- Theatrical release poster
- Directed by: Amit Rai
- Story by: Amit Rai
- Produced by: Rajesh Bhardwaj Amit Rai Sana Warsi
- Starring: Pankaj Tripathi; Rajesh Kumar; Geeta Agarwal Sharma; Pawan Malhotra; Vijay Mishra; Shreedhar Dubey;
- Cinematography: Máté Herbai
- Edited by: Suvir Nath
- Music by: Mangesh Dhakde Aman Pant
- Production companies: Babulal Biscope Thinking Hat Entertainment Solutions
- Distributed by: AA Films
- Release date: 7 August 2026;
- Running time: 141 minutes
- Country: India
- Language: Hindi
- Budget: ₹8–25 crore
- Box office: ₹5.09 crore

= Ohh My Dog =

2026 Indian film

Ohh My Dog is a 2026 Indian Hindi-language drama film directed by Amit Rai.
It was produced by Rajesh Bhardwaj, Amit Rai and Sana Warsi. The film stars Pankaj Tripathi, Rajesh Kumar, Geeta Agarwal Sharma, Pawan Malhotra Vijay Mishra and Shreedhar Dubey. It was theatrically released in India on 7 August 2026.

==Plot==
The film revolves around two different stories in India. One story involves dog making efforts to rescue a boy in Patna while another story involves a boy making efforts to rescue a dog in Assam.

==Cast==
- Pankaj Tripathi
- Rajesh Kumar as police inspector
- Geeta Agarwal Sharma as Appu's Mother
- Vijay Mishra as SHO Mohammad Abu Hazari
- Maahi Rai as Appu
- Sulakhyana Baruah as Krishna
- Javed Khan as King
- Nikhil Kumar as Prince
- Shreedhar Dubey as Maqdoom
- Bruno as Oscar

==Release==
It was about to release on 31 July 2026, but it was postponed and released on 7 August 2026.

==Reception==

Saibal Chatterjee writing for NDTV gave a rating of 3/5, and added, "Watch the film if you love dogs and especially if you don't." Sana Farzeen, writing for India Today gave it 3/5 stars and added "For animal lovers, especially dog people, there are enough moments to leave you teary-eyed one minute and smiling the next." Renuka Vyavahare writing for The Times of India rated it at 3/5 and remarked, "You don't need to be a dog parent or even a pet lover to empathise with animals. Compassion and kindness are universal. That's what makes Ohh My Dog a film made for everyone, even if it doesn't fully realise the potential of its heartfelt premise."

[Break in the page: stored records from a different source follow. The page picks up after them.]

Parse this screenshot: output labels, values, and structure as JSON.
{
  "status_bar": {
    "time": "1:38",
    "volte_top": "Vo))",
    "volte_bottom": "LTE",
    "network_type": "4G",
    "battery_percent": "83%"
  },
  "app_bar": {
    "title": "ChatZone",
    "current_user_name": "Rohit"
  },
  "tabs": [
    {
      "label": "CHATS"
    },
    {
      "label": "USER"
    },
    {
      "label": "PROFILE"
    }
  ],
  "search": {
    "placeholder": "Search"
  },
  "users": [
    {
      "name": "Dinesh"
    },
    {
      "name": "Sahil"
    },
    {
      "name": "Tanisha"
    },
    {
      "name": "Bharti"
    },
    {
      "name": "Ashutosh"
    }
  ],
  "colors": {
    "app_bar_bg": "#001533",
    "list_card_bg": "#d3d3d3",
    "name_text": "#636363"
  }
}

Rahul Desai of The Hollywood Reporter India writes that "It is Cute in parts, but almost a ruff day".
Nandini Ramnath of Scroll.in said that "Ohh My Dog spells out every move that proves how a kid can make instant sense of a complex kidnapping operation and how a dog can sniff out the truth about its owner entirely by itself."
Bollywood Hungama gave it 3 stars out of 5 and said that "OHH MY DOG is an endearing and unusual entertainer that scores with its adorable canine hero, engaging performances and several thrilling, clapworthy moments."